“Seperti mendengarkan kabar dari kampung halaman,” demikian guruji Anand Krishna membuka kata-katanya setelah ibu Ririn menyampaikan sharingnya. Sebuah kebiasaan di Sindh ketika kita semua berkumpul dan berjumpa dengan sanak keluarga ataupun teman dan sahabat yang baru pulang dari kampung halaman. Kita merindukan kabar berita, kisah, hobi, cerita atau apapun tentang kampung halaman. Begitu juga kehadiran ibu Ririn Atika di sini, ia menyampaikan berita dari sana (kampung halaman = Keberadaan – red). “Kapan saja ibu ingin berkunjung ke sini (One Earth), ibu welcome di sini karena kita semua berasal dari kampung yang sama,” demikian kata-kata singkat Guruji. Singkat namun padat dan sarat dengan makna menyambut kehadiran pengarang Dzikir dan Doa yang inti sharingnya sama dengan apa yang disampaikan Guruji tetapi dikemas dalam bahasa yang berbeda.

Kita simak yuk, acara hari itu.

Didahului oleh Litani untuk Ibu Pertiwi, mempersembahkan bunga dan sembah sujud kami semua di hadapannya dan dilanjutkan dengan bhajan. Kelas Jumat yang selalu dimulai tepat pukul 19.00 pun berlangsung. Hari itu, Jumat 16 April 2004, warga Ashram kedatangan seorang tamu yaitu ibu Ririn Atika seorang pengarang buku Dzikir dan Doa.

“Kenapa sih Gusti Allah itu tidak adil?” begitu selalu pertanyaan yang diajukan oleh ibu Ririn sedari kecil. Saat ia mulai dapat melihat perbedaan antara yang kaya dan fakir miskin, ketika itulah pertanyaan-pertanyaan itu mulai muncul di dalam hati dan benak pikirannya. Paradigma yang sangat mencolok dilihatnya yaitu di satu sisi ia melihat kesusahan fakir miskin untuk mencari makan sehari-hari, sedangkan di pihak lain ia melihat ada seorang pamannya yang setiap tahun pasti ‘pesta’ (ratiban-pesta syukuran menjelang keberangkatan haji) dan naik haji untuk menghapus dosa-dosa (“istilahnya khan begitu dan buat dosa lagi nantinya” tuturnya). “Kasihan bener yang miskin ini, makan aja susah apalagi mikirin dosa?

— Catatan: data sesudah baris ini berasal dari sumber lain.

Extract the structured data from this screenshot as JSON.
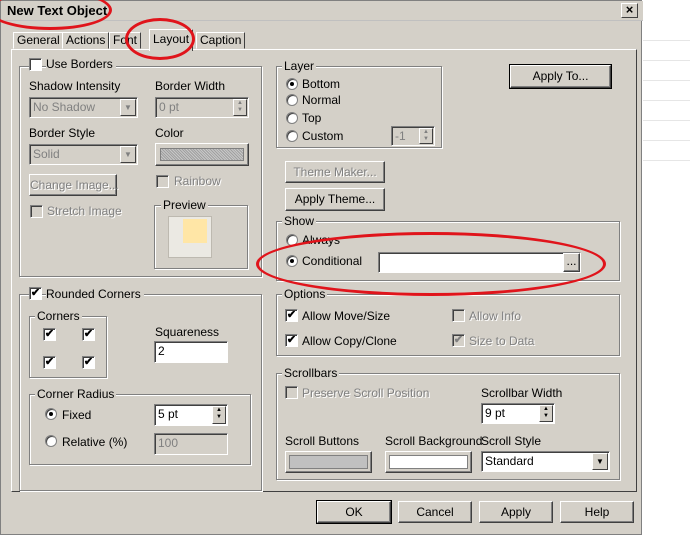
{
  "window": {
    "title": "New Text Object",
    "close_glyph": "×"
  },
  "tabs": [
    {
      "label": "General"
    },
    {
      "label": "Actions"
    },
    {
      "label": "Font"
    },
    {
      "label": "Layout",
      "active": true
    },
    {
      "label": "Caption"
    }
  ],
  "borders": {
    "use_borders_label": "Use Borders",
    "shadow_intensity_label": "Shadow Intensity",
    "shadow_intensity_value": "No Shadow",
    "border_width_label": "Border Width",
    "border_width_value": "0 pt",
    "border_style_label": "Border Style",
    "border_style_value": "Solid",
    "color_label": "Color",
    "change_image_label": "Change Image...",
    "rainbow_label": "Rainbow",
    "stretch_image_label": "Stretch Image",
    "preview_label": "Preview"
  },
  "rounded": {
    "rounded_corners_label": "Rounded Corners",
    "corners_label": "Corners",
    "check_glyph": "✔",
    "squareness_label": "Squareness",
    "squareness_value": "2",
    "corner_radius_label": "Corner Radius",
    "fixed_label": "Fixed",
    "fixed_value": "5 pt",
    "relative_label": "Relative (%)",
    "relative_value": "100"
  },
  "layer": {
    "legend": "Layer",
    "bottom_label": "Bottom",
    "normal_label": "Normal",
    "top_label": "Top",
    "custom_label": "Custom",
    "custom_value": "-1"
  },
  "apply_to_label": "Apply To...",
  "theme": {
    "theme_maker_label": "Theme Maker...",
    "apply_theme_label": "Apply Theme..."
  },
  "show": {
    "legend": "Show",
    "always_label": "Always",
    "conditional_label": "Conditional",
    "conditional_value": "",
    "ellipsis_label": "..."
  },
  "options": {
    "legend": "Options",
    "allow_move_size_label": "Allow Move/Size",
    "allow_info_label": "Allow Info",
    "allow_copy_clone_label": "Allow Copy/Clone",
    "size_to_data_label": "Size to Data"
  },
  "scrollbars": {
    "legend": "Scrollbars",
    "preserve_label": "Preserve Scroll Position",
    "scrollbar_width_label": "Scrollbar Width",
    "scrollbar_width_value": "9 pt",
    "scroll_buttons_label": "Scroll Buttons",
    "scroll_background_label": "Scroll Background",
    "scroll_style_label": "Scroll Style",
    "scroll_style_value": "Standard"
  },
  "footer": {
    "ok_label": "OK",
    "cancel_label": "Cancel",
    "apply_label": "Apply",
    "help_label": "Help"
  },
  "colors": {
    "dialog_bg": "#d4d0c8",
    "annotation_red": "#e0141b",
    "preview_fill": "#ffe6a6",
    "scroll_buttons_color": "#c0c0c0"
  }
}
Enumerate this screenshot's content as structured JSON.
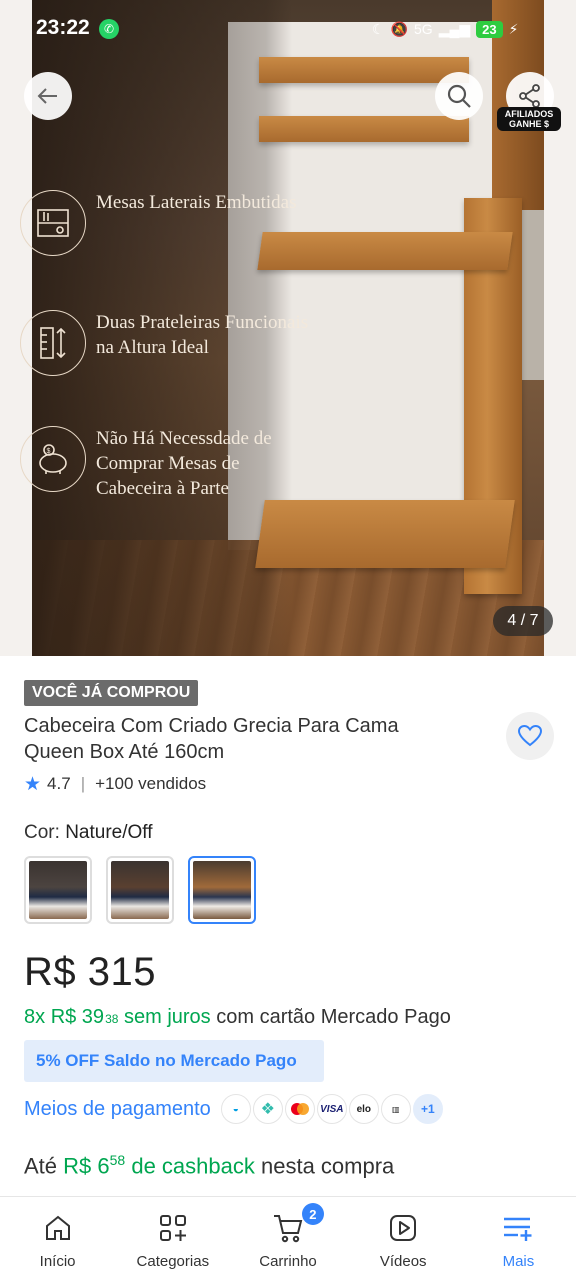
{
  "status_bar": {
    "time": "23:22",
    "network": "5G",
    "battery": "23"
  },
  "gallery": {
    "counter": "4 / 7",
    "share_badge": [
      "AFILIADOS",
      "GANHE $"
    ],
    "features": [
      {
        "icon": "shelves-icon",
        "text": "Mesas Laterais Embutidas"
      },
      {
        "icon": "ruler-height-icon",
        "text": "Duas Prateleiras Funcionais na Altura Ideal"
      },
      {
        "icon": "piggy-bank-icon",
        "text": "Não Há Necessdade de Comprar Mesas de Cabeceira à Parte"
      }
    ]
  },
  "product": {
    "purchased_badge": "VOCÊ JÁ COMPROU",
    "title": "Cabeceira Com Criado Grecia Para Cama Queen Box Até 160cm",
    "rating": "4.7",
    "sold": "+100 vendidos",
    "color_label": "Cor:",
    "color_value": "Nature/Off",
    "variant_count_selected": 3,
    "price": "R$ 315",
    "installments": {
      "count": "8x",
      "currency": "R$ 39",
      "cents": "38",
      "interest": "sem juros",
      "method": "com cartão Mercado Pago"
    },
    "discount": "5% OFF Saldo no Mercado Pago",
    "payment_link": "Meios de pagamento",
    "payment_more": "+1",
    "cashback": {
      "prefix": "Até",
      "amount": "R$ 6",
      "cents": "58",
      "label": "de cashback",
      "suffix": "nesta compra"
    }
  },
  "nav": {
    "items": [
      {
        "label": "Início",
        "icon": "home-icon"
      },
      {
        "label": "Categorias",
        "icon": "categories-icon"
      },
      {
        "label": "Carrinho",
        "icon": "cart-icon",
        "badge": "2"
      },
      {
        "label": "Vídeos",
        "icon": "video-icon"
      },
      {
        "label": "Mais",
        "icon": "menu-plus-icon",
        "active": true
      }
    ]
  },
  "colors": {
    "accent": "#3483fa",
    "green": "#00a650",
    "badge_gray": "#6b6b6b"
  }
}
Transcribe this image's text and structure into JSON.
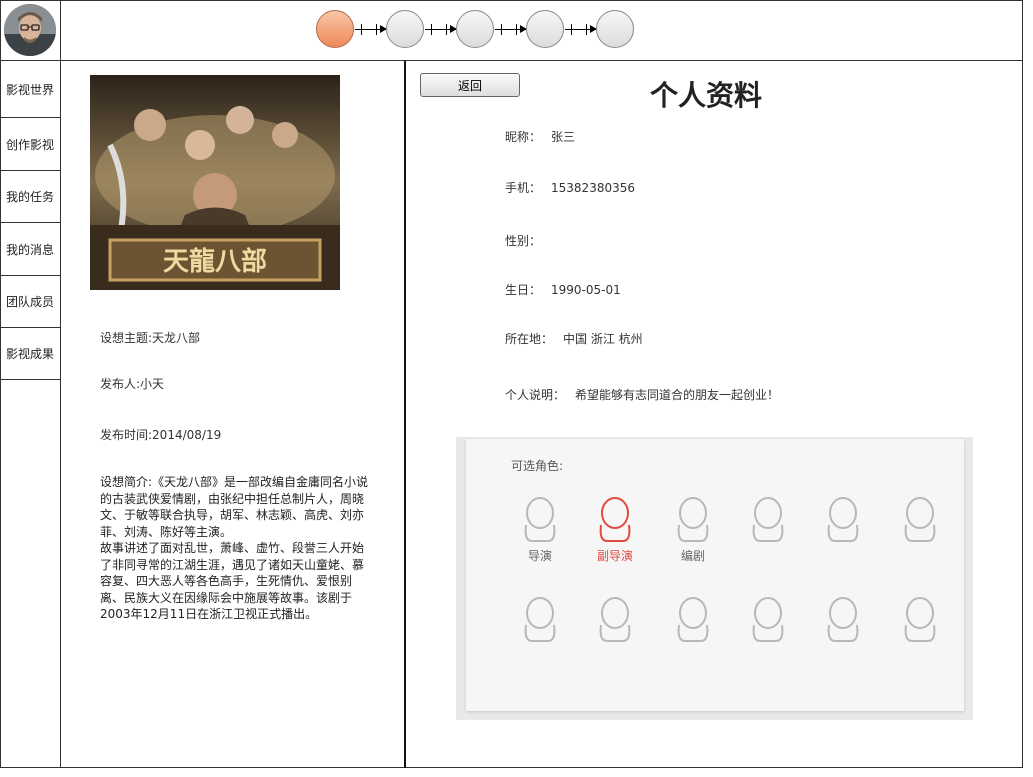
{
  "steps": [
    {
      "name": "step-1",
      "active": true
    },
    {
      "name": "step-2",
      "active": false
    },
    {
      "name": "step-3",
      "active": false
    },
    {
      "name": "step-4",
      "active": false
    },
    {
      "name": "step-5",
      "active": false
    }
  ],
  "sidebar": {
    "items": [
      {
        "label": "影视世界"
      },
      {
        "label": "创作影视"
      },
      {
        "label": "我的任务"
      },
      {
        "label": "我的消息"
      },
      {
        "label": "团队成员"
      },
      {
        "label": "影视成果"
      }
    ]
  },
  "idea": {
    "topic": "设想主题:天龙八部",
    "publisher": "发布人:小天",
    "publish_time": "发布时间:2014/08/19",
    "intro": "设想简介:《天龙八部》是一部改编自金庸同名小说的古装武侠爱情剧，由张纪中担任总制片人，周晓文、于敏等联合执导，胡军、林志颖、高虎、刘亦菲、刘涛、陈好等主演。\n故事讲述了面对乱世，萧峰、虚竹、段誉三人开始了非同寻常的江湖生涯，遇见了诸如天山童姥、慕容复、四大恶人等各色高手，生死情仇、爱恨别离、民族大义在因缘际会中施展等故事。该剧于2003年12月11日在浙江卫视正式播出。"
  },
  "profile": {
    "back_label": "返回",
    "title": "个人资料",
    "fields": [
      {
        "label": "昵称：",
        "value": "张三"
      },
      {
        "label": "手机：",
        "value": "15382380356"
      },
      {
        "label": "性别：",
        "value": ""
      },
      {
        "label": "生日：",
        "value": "1990-05-01"
      },
      {
        "label": "所在地：",
        "value": "中国 浙江 杭州"
      },
      {
        "label": "个人说明：",
        "value": "希望能够有志同道合的朋友一起创业！"
      }
    ]
  },
  "roles": {
    "title": "可选角色:",
    "items": [
      {
        "label": "导演",
        "active": false
      },
      {
        "label": "副导演",
        "active": true
      },
      {
        "label": "编剧",
        "active": false
      },
      {
        "label": "",
        "active": false
      },
      {
        "label": "",
        "active": false
      },
      {
        "label": "",
        "active": false
      },
      {
        "label": "",
        "active": false
      },
      {
        "label": "",
        "active": false
      },
      {
        "label": "",
        "active": false
      },
      {
        "label": "",
        "active": false
      },
      {
        "label": "",
        "active": false
      },
      {
        "label": "",
        "active": false
      }
    ],
    "colors": {
      "inactive": "#b8b8b8",
      "active": "#e04a3f"
    }
  }
}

Sementara itu yang kaya pergi ke Mekkah dan dihapuskan dosanya sedangkan kelakuannya sehari-hari tidak berubah! Dimana letak keadilan Gusti Allah, katanya Ia Maha Adil?” tanyaku.

Pertanyaan lain yang timbul yaitu: “Katanya orang Islam, koq sesama Islam selalu berantem?” (NU dan Muhamadiyah saat itu selalu saja berantem). Terlahir dari ayah yang orang Nu dan ibu yang keturunan kiai HOS (kiai langitan) NU, ia tumbuh dan besar dengan agama Islam dan tradisi NU. Pendidikan dasar dimulainya di pesantren untuk selanjutnya selalu dititipkan pada pesantren yang lain untuk mondok. Demikianlah caranya mendapatkan pendidikan.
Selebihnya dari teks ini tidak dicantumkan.